AnalyticDB for MySQL supports full-text search through three SQL functions: MATCH() AGAINST(), MATCH() FUZZY(), and MATCH() PHRASE(). Use these functions to search text columns, rank results by relevance, and highlight matched keywords.
With full-text search, you can:
Search across one or more text columns without creating multi-column indexes
Rank results by relevance score and filter out low-relevance matches
Handle spelling mistakes with fuzzy matching based on edit distance
Match multi-word phrases with positional tolerance using slop
Highlight matched keywords in query results using custom HTML tags
Prerequisites
Before you begin, ensure that you have:
Full-text indexes created on the columns you want to search. For instructions, see Create a full-text index
Sample data
The examples in this topic use a table named tbl_fulltext_demo. Each column has a full-text index using a different analyzer.

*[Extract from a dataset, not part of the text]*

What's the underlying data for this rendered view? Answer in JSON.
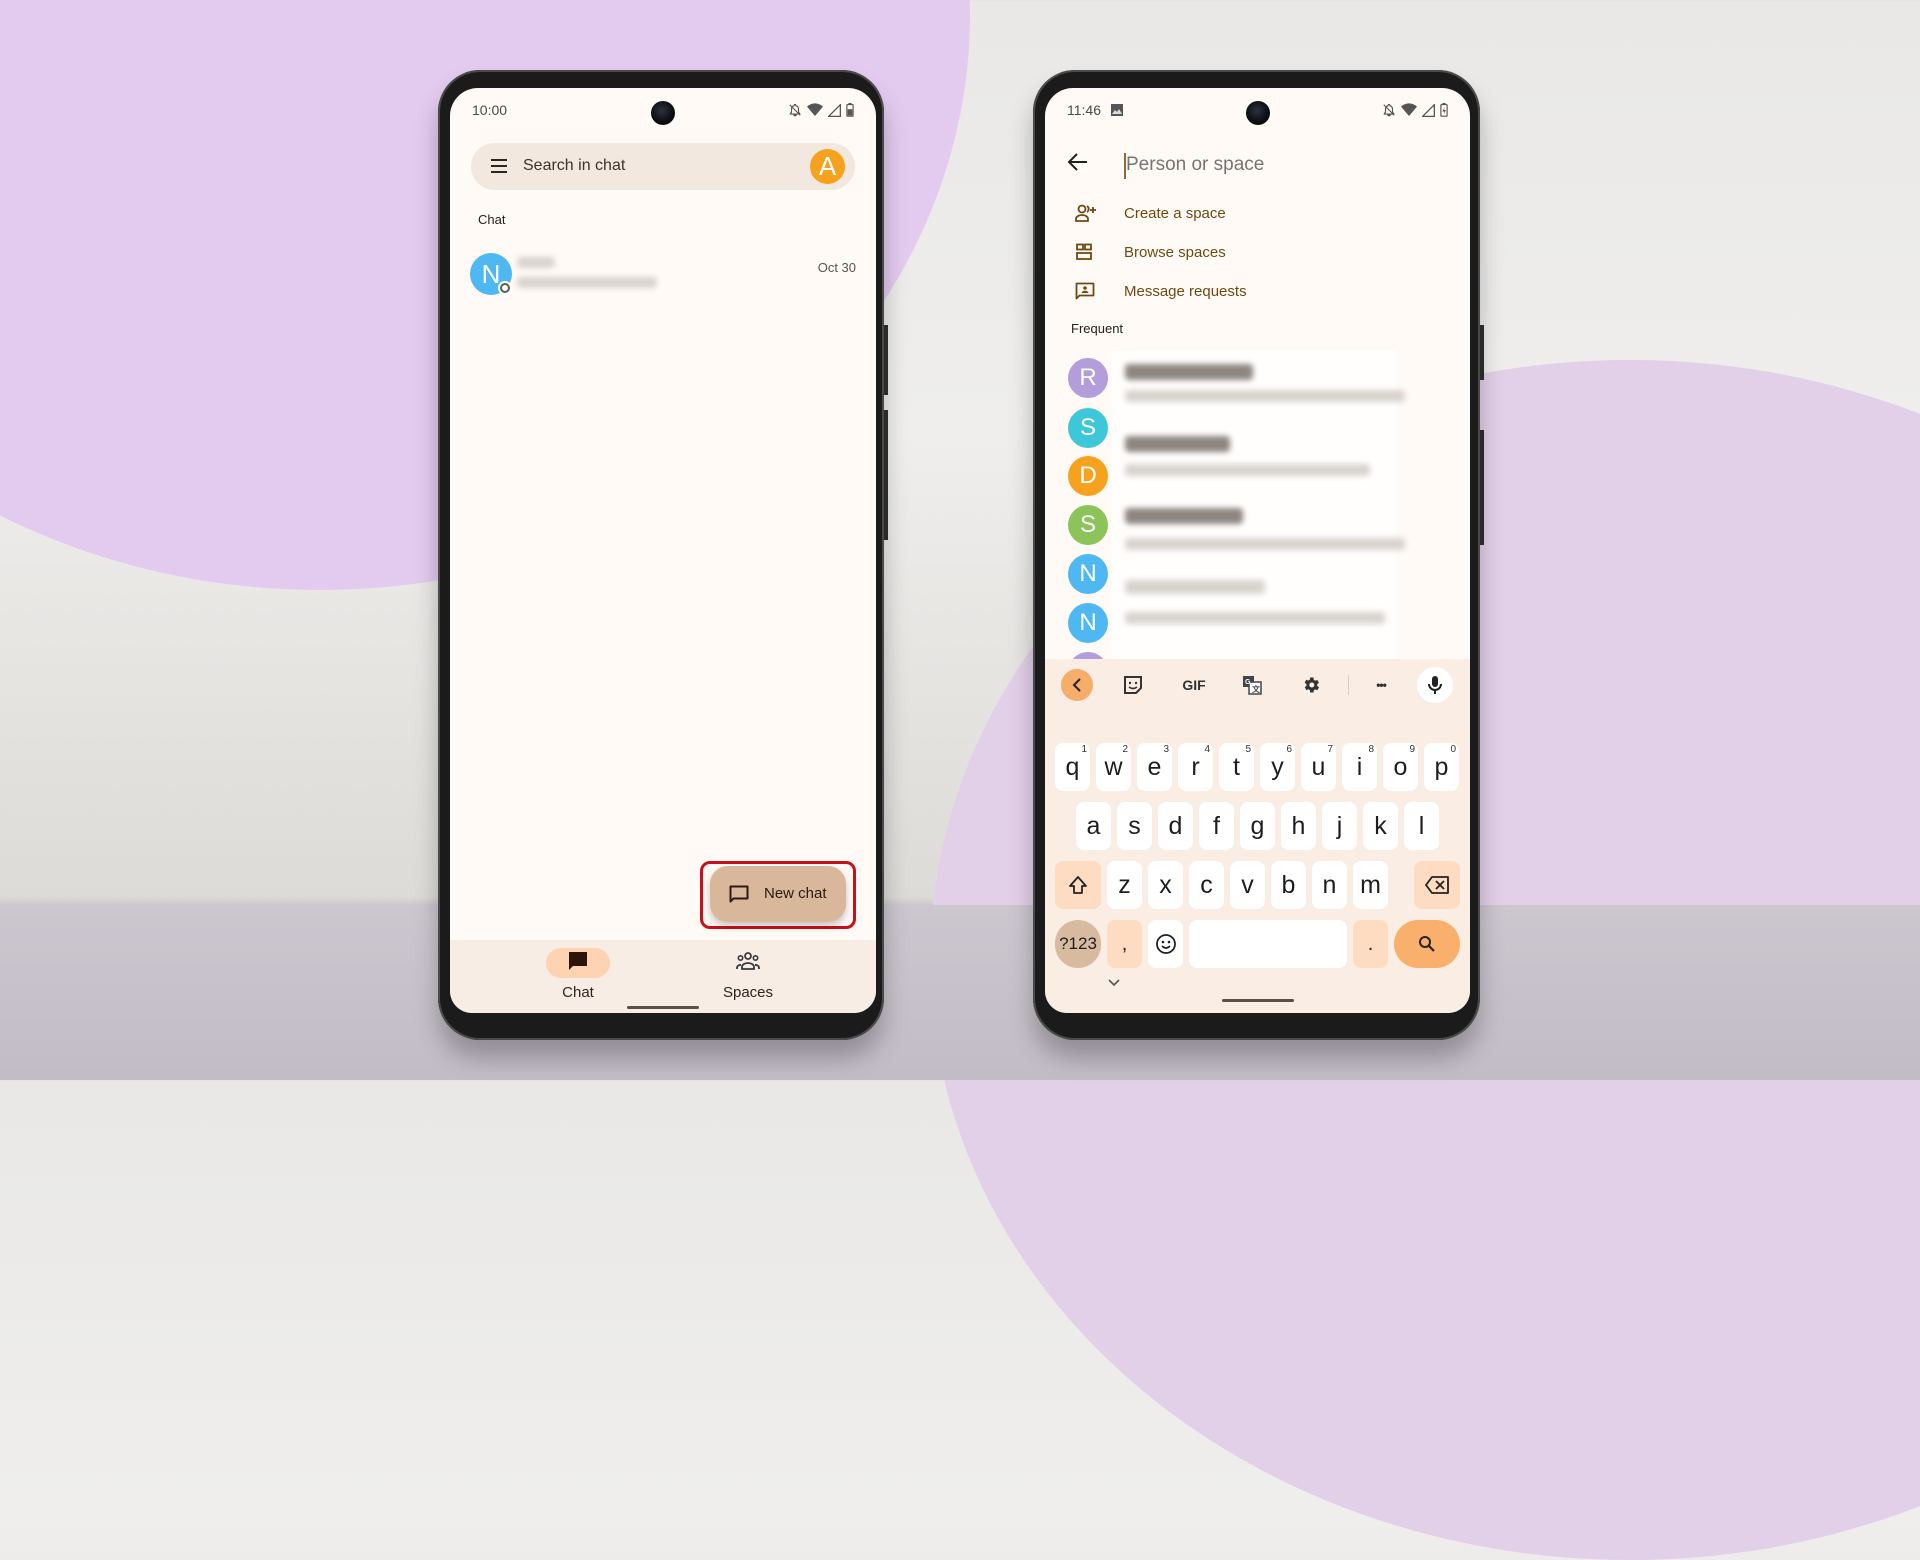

Run the following statements to create the table and insert sample data:
/* RC_DDL_ENGINE_REWRITE_XUANWUV2=false */
CREATE TABLE `tbl_fulltext_demo` (
`id` INT,
`content` VARCHAR,
`content_alinlp` VARCHAR,
`content_ik` VARCHAR,
`content_standard` VARCHAR,
`content_ngram` VARCHAR,
FULLTEXT INDEX fidx_c(`content`), -- Default analyzer
FULLTEXT INDEX fidx_alinlp(`content_alinlp`) WITH ANALYZER alinlp, -- AliNLP analyzer
FULLTEXT INDEX fidx_ik(`content_ik`) WITH ANALYZER ik, -- IK analyzer
FULLTEXT INDEX fidx_standard(`content_standard`) WITH ANALYZER standard, -- Standard analyzer
FULLTEXT INDEX fidx_ngram(`content_ngram`) WITH ANALYZER ngram, -- Ngram analyzer
PRIMARY KEY (`id`)
) DISTRIBUTED BY HASH(id);
INSERT INTO tbl_fulltext_demo(id, content, content_alinlp, content_ik, content_standard, content_ngram)
VALUES
(1, 'Customers Need Better Products and Services', 'Customers Need Better Products and Services', 'Customers Need Better Products and Services', 'Customers Need Better Products and Services', 'Customers Need Better Products and Services'),
(2, 'Wuhan Changjiang Bridge', 'Wuhan Changjiang Bridge', 'Wuhan Changjiang Bridge', 'Wuhan Changjiang Bridge', 'Wuhan Changjiang Bridge'),
(3, 'Hangzhou, Zhejiang Province', 'Hangzhou, Zhejiang Province', 'Hangzhou, Zhejiang Province', 'Hangzhou, Zhejiang Province', 'Hangzhou, Zhejiang Province'),
(4, 'User Values and Commercial Values of Products', 'User Values and Commercial Values of Products', 'User Values and Commercial Values of Products', 'User Values and Commercial Values of Products', 'User Values and Commercial Values of Products');Usage notes
Full-text index functions support the following special characters, but you must escape them with
\\:+-&|!(){}[]^"~*?:\/For example, to search forSpring/Scenery:Incorrect:
MATCH(content) AGAINST('Spring / Scenery')Correct:
MATCH(content) AGAINST('Spring \\/ Scenery')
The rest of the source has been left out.